Dad’s friends had a good laugh at him. You’ve landed yourself with the means of making a killing there, Ibrahim, someone told him. At five cents a pound you will get a massive rupee when you sell it. The pumpkin was placed next to his mattress in the hold where we had our accommodation. The moment the ship began moving, the pumpkin started rolling away. At first I would run after it and roll it back. I must have done this a few dozen times when my Pa said, Just leave it, it will roll back. The big cucurbita seemed to have acquired a life of its own, merrily rolling from one end of the hulk to the opposite.

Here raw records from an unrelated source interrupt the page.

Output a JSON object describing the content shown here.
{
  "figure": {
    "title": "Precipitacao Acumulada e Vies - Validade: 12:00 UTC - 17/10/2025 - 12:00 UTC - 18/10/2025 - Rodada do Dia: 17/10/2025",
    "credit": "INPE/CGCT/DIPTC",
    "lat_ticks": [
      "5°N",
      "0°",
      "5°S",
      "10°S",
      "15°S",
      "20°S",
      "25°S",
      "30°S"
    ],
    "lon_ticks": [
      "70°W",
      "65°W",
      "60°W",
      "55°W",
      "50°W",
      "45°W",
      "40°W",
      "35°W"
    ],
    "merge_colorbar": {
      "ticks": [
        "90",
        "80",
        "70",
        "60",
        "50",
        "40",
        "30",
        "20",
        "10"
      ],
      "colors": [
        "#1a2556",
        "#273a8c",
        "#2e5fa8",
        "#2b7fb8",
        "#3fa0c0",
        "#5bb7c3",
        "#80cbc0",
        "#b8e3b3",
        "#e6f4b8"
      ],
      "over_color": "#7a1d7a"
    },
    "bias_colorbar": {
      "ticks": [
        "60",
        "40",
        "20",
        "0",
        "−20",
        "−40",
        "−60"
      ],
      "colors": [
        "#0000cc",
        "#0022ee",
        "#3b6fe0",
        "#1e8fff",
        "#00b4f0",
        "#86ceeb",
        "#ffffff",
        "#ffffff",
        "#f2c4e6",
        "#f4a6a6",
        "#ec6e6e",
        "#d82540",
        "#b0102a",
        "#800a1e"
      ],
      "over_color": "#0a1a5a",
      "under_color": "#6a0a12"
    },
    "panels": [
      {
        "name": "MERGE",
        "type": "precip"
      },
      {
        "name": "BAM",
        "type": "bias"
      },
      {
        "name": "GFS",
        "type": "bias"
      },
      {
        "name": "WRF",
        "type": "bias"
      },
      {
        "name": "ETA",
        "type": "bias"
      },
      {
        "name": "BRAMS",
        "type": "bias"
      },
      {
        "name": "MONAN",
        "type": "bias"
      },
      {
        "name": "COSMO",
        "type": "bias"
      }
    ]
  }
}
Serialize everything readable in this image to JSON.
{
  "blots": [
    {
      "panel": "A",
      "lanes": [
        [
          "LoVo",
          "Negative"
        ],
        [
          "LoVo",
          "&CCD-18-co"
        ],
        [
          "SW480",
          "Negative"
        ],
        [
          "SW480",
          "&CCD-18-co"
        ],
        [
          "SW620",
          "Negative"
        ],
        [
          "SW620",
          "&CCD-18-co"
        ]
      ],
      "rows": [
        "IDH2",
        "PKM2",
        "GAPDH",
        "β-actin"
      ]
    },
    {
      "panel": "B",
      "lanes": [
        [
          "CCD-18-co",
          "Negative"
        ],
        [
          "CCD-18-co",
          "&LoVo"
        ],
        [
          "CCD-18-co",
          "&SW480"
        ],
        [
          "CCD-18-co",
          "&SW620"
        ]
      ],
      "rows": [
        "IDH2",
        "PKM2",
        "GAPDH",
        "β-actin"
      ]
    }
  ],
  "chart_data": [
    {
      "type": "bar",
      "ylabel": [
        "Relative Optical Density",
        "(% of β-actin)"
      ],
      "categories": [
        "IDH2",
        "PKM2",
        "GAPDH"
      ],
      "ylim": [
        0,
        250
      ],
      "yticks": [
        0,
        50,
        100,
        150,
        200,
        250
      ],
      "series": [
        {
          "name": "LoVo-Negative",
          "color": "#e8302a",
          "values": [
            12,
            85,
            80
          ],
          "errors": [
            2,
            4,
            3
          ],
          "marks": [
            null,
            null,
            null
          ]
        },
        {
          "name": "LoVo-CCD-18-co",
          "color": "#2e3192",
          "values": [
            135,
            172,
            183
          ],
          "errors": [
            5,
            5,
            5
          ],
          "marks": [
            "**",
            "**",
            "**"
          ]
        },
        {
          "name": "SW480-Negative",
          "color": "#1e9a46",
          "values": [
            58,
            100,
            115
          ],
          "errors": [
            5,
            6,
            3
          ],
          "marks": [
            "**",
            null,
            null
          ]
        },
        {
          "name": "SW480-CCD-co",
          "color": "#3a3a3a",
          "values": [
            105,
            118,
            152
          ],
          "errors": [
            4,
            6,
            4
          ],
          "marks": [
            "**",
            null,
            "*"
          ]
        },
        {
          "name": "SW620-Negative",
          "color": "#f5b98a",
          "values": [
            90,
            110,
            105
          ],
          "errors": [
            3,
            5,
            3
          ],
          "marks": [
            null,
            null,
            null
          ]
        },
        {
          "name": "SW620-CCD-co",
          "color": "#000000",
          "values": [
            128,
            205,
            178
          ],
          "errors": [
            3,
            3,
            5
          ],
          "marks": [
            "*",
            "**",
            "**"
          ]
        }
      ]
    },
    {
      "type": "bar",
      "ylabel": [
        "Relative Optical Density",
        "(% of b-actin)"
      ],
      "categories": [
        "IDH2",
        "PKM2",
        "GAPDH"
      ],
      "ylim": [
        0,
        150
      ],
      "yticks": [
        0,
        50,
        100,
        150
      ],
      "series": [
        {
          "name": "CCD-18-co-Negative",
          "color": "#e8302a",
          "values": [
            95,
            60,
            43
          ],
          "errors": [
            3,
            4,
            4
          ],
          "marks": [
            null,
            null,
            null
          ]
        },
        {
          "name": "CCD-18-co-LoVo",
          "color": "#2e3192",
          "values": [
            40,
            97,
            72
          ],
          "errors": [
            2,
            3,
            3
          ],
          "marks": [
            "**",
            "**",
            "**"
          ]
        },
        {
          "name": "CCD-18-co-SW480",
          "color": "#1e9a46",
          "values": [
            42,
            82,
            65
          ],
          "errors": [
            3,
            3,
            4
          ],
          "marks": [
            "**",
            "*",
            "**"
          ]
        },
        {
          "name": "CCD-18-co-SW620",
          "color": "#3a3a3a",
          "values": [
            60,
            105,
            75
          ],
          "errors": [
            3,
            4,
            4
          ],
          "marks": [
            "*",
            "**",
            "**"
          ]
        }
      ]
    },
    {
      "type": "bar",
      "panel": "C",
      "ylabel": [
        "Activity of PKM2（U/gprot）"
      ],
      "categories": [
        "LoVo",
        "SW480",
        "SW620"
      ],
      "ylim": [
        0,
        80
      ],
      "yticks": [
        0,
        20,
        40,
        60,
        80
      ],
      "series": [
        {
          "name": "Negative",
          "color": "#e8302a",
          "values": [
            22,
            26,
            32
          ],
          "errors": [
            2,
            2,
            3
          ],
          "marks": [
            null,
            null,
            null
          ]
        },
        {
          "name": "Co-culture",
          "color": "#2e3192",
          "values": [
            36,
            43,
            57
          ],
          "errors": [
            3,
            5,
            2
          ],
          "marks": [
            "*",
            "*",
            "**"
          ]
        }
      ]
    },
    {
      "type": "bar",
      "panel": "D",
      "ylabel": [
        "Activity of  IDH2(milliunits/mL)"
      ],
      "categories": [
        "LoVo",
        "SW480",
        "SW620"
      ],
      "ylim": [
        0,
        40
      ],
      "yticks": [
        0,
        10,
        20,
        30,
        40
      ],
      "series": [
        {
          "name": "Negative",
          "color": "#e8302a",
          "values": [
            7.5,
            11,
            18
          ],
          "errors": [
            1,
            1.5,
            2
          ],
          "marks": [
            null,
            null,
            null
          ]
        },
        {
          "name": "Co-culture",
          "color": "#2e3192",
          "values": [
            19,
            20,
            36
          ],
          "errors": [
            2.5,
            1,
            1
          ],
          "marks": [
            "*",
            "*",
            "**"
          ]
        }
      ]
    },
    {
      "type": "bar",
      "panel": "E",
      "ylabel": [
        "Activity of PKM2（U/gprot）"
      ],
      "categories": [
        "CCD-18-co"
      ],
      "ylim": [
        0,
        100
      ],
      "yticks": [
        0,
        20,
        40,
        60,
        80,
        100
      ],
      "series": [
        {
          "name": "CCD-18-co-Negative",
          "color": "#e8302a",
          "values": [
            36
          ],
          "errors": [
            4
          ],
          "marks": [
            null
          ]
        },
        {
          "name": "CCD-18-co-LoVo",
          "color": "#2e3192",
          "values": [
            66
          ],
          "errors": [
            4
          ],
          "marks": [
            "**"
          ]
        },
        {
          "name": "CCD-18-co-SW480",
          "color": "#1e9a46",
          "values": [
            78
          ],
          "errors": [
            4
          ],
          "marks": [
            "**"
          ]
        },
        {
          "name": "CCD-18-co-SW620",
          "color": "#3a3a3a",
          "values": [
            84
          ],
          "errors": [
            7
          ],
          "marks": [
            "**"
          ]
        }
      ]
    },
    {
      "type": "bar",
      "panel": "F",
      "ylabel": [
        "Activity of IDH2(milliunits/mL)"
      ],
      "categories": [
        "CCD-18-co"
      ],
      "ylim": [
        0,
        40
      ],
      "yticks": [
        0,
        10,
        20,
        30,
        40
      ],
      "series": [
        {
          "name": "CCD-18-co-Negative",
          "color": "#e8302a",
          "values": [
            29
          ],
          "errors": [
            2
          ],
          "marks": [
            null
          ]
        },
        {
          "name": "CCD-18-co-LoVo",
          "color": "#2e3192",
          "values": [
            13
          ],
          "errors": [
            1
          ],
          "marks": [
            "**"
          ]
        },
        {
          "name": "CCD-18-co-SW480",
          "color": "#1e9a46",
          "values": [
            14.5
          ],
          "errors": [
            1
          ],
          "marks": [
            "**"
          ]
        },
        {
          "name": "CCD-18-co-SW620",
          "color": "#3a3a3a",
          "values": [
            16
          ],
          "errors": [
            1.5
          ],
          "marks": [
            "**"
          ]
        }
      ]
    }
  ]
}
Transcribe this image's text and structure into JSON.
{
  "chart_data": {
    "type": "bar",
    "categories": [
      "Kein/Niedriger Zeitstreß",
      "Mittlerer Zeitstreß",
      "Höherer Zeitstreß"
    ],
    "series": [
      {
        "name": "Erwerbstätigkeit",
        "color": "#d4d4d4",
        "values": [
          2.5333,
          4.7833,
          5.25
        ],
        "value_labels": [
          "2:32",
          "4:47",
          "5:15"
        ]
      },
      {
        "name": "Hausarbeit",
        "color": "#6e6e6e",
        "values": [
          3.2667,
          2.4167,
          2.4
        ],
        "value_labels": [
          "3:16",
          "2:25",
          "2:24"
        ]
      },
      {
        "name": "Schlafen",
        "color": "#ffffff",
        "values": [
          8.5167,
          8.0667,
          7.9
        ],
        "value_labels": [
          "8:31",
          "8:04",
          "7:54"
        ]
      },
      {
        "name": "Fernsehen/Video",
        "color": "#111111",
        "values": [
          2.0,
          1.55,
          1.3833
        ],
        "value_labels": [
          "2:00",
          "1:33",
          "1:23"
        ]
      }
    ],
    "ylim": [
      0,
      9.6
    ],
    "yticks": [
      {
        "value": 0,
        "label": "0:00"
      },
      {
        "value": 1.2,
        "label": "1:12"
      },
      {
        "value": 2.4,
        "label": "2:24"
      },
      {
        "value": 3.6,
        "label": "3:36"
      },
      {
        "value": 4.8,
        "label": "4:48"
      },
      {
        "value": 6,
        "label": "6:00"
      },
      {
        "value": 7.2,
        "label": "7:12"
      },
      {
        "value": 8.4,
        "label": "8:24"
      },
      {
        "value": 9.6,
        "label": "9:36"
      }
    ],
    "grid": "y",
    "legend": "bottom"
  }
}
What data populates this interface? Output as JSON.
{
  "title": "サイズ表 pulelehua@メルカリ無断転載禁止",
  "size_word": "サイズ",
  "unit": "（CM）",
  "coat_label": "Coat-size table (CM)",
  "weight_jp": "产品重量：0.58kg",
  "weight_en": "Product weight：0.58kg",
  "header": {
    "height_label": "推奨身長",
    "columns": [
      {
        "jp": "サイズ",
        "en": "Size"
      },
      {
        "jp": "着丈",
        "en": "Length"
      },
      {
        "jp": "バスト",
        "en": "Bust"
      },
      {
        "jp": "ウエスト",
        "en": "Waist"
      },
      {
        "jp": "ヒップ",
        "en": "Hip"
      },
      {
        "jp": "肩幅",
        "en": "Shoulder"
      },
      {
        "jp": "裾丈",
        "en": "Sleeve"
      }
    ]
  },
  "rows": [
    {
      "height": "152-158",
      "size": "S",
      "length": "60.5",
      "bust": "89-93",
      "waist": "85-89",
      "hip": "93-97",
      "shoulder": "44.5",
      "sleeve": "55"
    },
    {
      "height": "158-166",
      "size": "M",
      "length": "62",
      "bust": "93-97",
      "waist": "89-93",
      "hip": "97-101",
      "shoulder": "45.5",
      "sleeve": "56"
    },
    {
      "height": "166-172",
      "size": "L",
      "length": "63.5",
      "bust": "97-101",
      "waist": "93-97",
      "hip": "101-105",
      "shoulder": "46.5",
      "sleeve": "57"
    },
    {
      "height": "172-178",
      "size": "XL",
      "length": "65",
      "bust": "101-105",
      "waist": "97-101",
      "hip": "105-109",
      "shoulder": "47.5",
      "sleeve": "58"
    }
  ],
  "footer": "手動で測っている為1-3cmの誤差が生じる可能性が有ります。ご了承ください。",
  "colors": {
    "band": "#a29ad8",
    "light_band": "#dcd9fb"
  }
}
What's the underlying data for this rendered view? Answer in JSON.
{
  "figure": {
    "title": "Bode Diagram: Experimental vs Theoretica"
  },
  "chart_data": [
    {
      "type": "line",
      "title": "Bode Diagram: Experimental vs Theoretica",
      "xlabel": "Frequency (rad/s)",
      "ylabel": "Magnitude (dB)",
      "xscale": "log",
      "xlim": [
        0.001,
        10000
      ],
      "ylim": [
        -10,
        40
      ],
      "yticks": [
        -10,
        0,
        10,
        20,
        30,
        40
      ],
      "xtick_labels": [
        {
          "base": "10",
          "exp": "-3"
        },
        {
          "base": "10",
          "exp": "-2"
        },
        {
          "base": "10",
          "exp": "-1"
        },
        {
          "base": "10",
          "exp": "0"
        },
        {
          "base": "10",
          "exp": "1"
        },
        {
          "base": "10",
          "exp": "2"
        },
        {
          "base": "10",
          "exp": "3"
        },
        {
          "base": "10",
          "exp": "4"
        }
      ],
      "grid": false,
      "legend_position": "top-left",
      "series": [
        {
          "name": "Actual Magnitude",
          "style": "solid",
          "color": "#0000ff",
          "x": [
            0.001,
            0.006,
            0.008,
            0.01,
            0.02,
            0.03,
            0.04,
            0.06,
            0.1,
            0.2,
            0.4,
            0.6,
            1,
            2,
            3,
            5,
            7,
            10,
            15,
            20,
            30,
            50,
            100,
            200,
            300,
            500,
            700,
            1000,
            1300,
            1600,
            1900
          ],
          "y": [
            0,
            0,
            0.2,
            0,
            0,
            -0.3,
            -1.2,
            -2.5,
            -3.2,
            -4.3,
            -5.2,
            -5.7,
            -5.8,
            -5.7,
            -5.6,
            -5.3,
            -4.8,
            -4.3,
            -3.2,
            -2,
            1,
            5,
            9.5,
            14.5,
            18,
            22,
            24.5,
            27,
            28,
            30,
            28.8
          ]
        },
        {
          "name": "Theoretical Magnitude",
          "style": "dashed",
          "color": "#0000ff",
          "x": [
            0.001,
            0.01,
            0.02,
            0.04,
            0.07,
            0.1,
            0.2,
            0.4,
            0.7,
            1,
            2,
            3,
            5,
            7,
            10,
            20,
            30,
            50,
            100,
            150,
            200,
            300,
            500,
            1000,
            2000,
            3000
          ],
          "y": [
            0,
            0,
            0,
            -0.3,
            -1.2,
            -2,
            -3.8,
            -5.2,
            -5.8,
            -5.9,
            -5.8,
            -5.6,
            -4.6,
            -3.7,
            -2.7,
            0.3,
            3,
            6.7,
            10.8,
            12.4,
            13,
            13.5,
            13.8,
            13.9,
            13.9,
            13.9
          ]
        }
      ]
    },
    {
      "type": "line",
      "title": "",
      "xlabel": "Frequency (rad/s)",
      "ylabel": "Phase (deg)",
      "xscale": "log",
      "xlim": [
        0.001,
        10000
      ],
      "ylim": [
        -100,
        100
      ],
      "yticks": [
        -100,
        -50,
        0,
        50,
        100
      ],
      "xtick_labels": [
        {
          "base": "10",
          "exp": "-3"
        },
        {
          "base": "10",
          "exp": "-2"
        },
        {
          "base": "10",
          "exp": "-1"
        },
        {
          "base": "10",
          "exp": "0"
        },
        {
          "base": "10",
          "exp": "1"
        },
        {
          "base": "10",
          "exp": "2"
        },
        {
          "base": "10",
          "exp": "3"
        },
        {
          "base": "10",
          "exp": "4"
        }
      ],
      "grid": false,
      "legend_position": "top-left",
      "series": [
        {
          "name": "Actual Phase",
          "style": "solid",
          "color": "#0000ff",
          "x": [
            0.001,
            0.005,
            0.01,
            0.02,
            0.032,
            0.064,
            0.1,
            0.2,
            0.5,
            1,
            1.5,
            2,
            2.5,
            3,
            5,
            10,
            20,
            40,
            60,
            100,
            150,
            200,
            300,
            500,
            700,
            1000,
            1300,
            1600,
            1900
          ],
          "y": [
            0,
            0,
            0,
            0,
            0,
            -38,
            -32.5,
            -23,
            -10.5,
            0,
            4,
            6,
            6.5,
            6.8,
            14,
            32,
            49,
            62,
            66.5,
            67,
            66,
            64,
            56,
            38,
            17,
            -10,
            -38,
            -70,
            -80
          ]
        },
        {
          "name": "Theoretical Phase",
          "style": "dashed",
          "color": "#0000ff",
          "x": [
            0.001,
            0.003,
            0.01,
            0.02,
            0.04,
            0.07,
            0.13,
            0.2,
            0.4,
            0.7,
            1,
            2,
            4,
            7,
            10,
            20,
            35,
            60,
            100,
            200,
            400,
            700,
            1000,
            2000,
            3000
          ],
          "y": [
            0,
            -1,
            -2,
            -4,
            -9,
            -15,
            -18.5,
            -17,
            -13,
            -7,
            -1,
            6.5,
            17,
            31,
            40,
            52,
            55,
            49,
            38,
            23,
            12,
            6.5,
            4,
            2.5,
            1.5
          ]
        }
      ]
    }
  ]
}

When we landed in Port-Louis, Ibrahim had found a string to tie round the orange ball, and hooked his fingers round the loop, and the pumpkin had another one mile before it reached home in Rue Labourdonnais, to add to the three hundred miles it had already clocked.
Mother looked at the massive vegetable with a jaundiced eye, but said nothing at first. Obviously there was never any chance of anybody coming over to buy a pumpkin of that size. As I feared pumpkin would have to feature in our fare for a long time.
Finally after five days in a row, everybody was complaining at having had enough of that revolting stuff, Ma turned to Pa and said, Whatever possessed you to spend good money on this ridiculous rubbish?
Father did what he usually do when cornered. He turned his head slightly to the left, took a noisy intake of breath and said, ‘It was the only thing they had harvested this year, if I had not brought it, nobody else would.’